Die Männerpartei ist die einzige Einrichtung, welche die Willkürgefahr im Gewaltschutz glaubwürdig und nachhaltig aufzeigt, und fordert: 

  • Stopp der Vorurteilsbildung, die Männer von vorneherein als “Gefährder” bezeichnet, in unserer Sprache, Berichterstattung sowie in sämtlichen behördlichen Schriftstücken und Vordrucken wie bei den Wegweisungsprotokollen. 
     
  • Klare Maßnahmen gegen Falschbeschuldigungen und Wegweisungen, die als bewusste Scheidungs- und Trennungsstrategie, oft von Anwälten oder Beratungen empfohlen, eingesetzt werden und somit Willkür und vielfaches Unrecht darstellen. 
     
  • Totalreform des Gewaltschutzes, jedem Menschen offenstehend, transparent, neutral und sachbezogen auf Beweisen aufbauend. 

Hinweise: 

Reportage von Christoph Feuerstein, 27.4.2020, berichtet rechtfertigend über die Tatsache, dass die Zahl der Beschuldigungen über häusliche Gewalt kaum angestiegen ist gegenüber den Prognosen:
tvthek.orf.at/profile/Thema/11523190/Thema/14049701/Auf-engstem-Raum-haeusliche-Gewalt-in-der-Isolation/14687314 (Link nur mehr wenige Tage gültig)
Renate Magerle meint darin: Der Anstieg sei ausgeblieben, weil sich die Frauen “ducken” würden, und bleibt die Erklärung schuldig, warum das jetzt mehr der Fall sein solle.
Eine Sprecherin erklärt den fehlenden Anstieg der Gewalt gegen Frauen damit, dass diese erst in ein paar Monaten herauskommen würde, wohl auf der Basis der Rechtfertigungsvermutungen jener, welche die Fehlprognosen abgegeben haben.
Andrea Brem gibt zu, dass die Beschuldigungen zurückgehen, und begründet dies damit, dass die Frauen zuerst noch viel zu ordnen hätten – obwohl sie zugleich in extremer Bedrohung sein sollen. 

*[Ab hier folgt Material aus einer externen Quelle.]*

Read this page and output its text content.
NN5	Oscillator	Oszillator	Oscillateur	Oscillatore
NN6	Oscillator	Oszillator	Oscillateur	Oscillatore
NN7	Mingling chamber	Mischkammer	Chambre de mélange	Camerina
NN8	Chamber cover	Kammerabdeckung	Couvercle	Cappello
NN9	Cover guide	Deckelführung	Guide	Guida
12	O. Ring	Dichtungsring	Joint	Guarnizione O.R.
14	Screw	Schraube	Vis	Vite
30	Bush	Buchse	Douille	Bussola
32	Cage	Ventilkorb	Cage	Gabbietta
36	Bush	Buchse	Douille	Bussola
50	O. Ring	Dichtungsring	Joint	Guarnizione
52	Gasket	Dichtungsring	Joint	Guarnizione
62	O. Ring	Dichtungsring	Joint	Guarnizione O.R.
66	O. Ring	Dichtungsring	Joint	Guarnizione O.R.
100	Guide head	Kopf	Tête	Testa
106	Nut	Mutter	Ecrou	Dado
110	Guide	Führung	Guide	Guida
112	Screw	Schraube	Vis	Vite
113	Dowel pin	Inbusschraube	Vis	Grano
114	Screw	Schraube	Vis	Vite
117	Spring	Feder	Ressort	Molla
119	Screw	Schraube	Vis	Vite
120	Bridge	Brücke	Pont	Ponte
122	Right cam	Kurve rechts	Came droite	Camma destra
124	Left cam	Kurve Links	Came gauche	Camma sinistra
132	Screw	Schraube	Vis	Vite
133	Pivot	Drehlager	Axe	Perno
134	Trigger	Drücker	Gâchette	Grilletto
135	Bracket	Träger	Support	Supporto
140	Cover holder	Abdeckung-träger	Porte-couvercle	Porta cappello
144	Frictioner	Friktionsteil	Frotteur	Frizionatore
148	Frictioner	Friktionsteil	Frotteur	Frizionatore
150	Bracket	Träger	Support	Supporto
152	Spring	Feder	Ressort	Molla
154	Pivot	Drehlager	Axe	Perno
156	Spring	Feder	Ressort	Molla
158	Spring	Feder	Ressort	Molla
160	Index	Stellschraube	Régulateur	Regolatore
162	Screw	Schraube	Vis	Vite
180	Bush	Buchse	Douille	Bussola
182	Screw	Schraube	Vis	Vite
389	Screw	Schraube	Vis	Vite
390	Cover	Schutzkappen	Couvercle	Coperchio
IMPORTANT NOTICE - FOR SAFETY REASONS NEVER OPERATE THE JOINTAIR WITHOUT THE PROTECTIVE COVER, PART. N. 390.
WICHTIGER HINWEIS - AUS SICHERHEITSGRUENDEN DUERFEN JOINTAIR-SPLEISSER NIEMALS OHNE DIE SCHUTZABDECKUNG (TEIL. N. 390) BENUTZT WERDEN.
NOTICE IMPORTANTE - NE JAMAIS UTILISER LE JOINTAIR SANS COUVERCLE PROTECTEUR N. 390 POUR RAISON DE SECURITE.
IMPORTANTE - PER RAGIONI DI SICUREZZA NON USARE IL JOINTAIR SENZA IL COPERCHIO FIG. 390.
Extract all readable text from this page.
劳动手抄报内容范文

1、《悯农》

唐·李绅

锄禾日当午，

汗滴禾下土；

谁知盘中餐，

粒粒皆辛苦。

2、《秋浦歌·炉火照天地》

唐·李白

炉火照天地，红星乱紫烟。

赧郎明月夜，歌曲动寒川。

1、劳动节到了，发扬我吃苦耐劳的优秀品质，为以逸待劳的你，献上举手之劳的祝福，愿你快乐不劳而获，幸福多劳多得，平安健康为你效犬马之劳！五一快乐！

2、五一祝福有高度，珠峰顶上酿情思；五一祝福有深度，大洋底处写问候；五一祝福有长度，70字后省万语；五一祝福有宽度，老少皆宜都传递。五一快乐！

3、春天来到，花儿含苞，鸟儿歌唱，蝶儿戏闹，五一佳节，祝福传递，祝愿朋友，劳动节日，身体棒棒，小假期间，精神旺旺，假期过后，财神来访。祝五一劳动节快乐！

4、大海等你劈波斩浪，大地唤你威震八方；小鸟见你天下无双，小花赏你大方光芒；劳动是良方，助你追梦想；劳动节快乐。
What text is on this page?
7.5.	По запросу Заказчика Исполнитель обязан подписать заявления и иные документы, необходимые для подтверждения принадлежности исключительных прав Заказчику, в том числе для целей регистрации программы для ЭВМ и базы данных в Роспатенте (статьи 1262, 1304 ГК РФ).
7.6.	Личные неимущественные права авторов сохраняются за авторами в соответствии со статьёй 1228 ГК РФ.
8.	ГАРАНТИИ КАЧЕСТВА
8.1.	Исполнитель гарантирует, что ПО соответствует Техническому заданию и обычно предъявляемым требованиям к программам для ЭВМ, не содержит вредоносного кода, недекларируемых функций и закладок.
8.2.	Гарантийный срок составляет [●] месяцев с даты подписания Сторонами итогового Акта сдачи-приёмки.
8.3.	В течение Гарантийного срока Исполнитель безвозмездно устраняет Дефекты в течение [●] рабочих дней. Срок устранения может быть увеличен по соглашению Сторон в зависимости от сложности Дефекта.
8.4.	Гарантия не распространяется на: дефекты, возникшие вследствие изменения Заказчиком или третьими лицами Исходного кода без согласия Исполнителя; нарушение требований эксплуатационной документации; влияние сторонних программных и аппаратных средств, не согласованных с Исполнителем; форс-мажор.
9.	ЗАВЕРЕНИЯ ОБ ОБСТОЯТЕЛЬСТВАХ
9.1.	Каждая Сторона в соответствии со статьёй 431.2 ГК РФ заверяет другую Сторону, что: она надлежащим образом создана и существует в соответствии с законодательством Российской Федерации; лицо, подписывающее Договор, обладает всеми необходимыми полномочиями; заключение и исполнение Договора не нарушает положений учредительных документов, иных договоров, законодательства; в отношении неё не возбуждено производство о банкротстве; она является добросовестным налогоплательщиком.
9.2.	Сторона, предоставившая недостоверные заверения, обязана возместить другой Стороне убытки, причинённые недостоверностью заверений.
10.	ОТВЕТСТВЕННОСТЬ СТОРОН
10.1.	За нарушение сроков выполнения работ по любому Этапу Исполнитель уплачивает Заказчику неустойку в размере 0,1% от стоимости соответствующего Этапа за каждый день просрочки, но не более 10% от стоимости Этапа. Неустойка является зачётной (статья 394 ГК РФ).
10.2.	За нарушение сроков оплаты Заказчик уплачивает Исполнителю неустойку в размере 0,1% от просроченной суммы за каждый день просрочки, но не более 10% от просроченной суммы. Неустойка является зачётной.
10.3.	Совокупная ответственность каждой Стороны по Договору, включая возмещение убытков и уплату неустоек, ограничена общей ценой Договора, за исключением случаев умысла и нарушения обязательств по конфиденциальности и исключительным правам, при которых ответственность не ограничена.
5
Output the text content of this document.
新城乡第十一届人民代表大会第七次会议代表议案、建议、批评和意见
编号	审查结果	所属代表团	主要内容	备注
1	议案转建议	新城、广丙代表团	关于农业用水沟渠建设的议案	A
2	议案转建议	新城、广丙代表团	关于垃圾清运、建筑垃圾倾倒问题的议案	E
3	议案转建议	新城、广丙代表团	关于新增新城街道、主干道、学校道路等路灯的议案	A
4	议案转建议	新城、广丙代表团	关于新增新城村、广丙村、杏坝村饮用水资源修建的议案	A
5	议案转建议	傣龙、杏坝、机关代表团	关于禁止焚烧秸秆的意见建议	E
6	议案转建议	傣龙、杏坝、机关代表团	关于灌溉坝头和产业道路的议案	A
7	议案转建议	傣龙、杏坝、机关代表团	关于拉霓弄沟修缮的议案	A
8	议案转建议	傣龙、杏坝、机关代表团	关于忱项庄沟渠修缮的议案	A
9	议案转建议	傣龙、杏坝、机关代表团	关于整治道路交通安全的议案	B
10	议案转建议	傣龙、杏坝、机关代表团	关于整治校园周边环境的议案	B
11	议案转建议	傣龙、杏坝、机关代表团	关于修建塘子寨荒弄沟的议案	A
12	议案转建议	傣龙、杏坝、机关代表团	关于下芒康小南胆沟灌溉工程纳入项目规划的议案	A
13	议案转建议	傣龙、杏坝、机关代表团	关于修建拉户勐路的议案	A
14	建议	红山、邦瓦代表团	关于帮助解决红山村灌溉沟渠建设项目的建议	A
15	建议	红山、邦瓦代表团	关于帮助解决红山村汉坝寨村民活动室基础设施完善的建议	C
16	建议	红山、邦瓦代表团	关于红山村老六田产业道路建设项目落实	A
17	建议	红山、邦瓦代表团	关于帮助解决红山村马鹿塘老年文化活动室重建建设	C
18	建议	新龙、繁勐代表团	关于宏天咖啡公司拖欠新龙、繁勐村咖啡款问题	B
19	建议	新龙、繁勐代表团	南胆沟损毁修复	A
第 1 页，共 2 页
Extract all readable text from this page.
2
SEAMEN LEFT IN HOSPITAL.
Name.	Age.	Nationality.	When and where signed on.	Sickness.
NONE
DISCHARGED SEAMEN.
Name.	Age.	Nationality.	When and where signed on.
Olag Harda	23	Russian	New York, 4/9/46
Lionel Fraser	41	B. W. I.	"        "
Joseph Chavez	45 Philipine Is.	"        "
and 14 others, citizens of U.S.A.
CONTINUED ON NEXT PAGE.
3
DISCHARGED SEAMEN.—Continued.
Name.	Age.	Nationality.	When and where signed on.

Bericht “Wann&Wo” über die immer noch nicht wirklich erfüllte Prophezeiung des Anstiegs der Beschuldigungen über häusliche Gewalt und die leerstehenden Frauennotwohnungen:
www.vol.at/gewalt-an-frauen-corona-beginnt-erst/6598962
In dieser Reportage werden Ehe- oder Lebenspartner durchgehend bezeichnet als “die Frau” und “der Gefährder” – ergo der Mann. “Mann” wurde somit vollständig durch „Gefährder“ ersetzt und somit gleichgesetzt.
Hier finden sich Zitate wie: „Es gibt Frauen, die sich entscheiden, zum Gefährder zurückzukehren…”
Zudem bietet die Frauennotwohnung auch Jugendlichen Schutz an, die von Eltern geschlagen werden – aber nur weiblichen, nicht männlichen.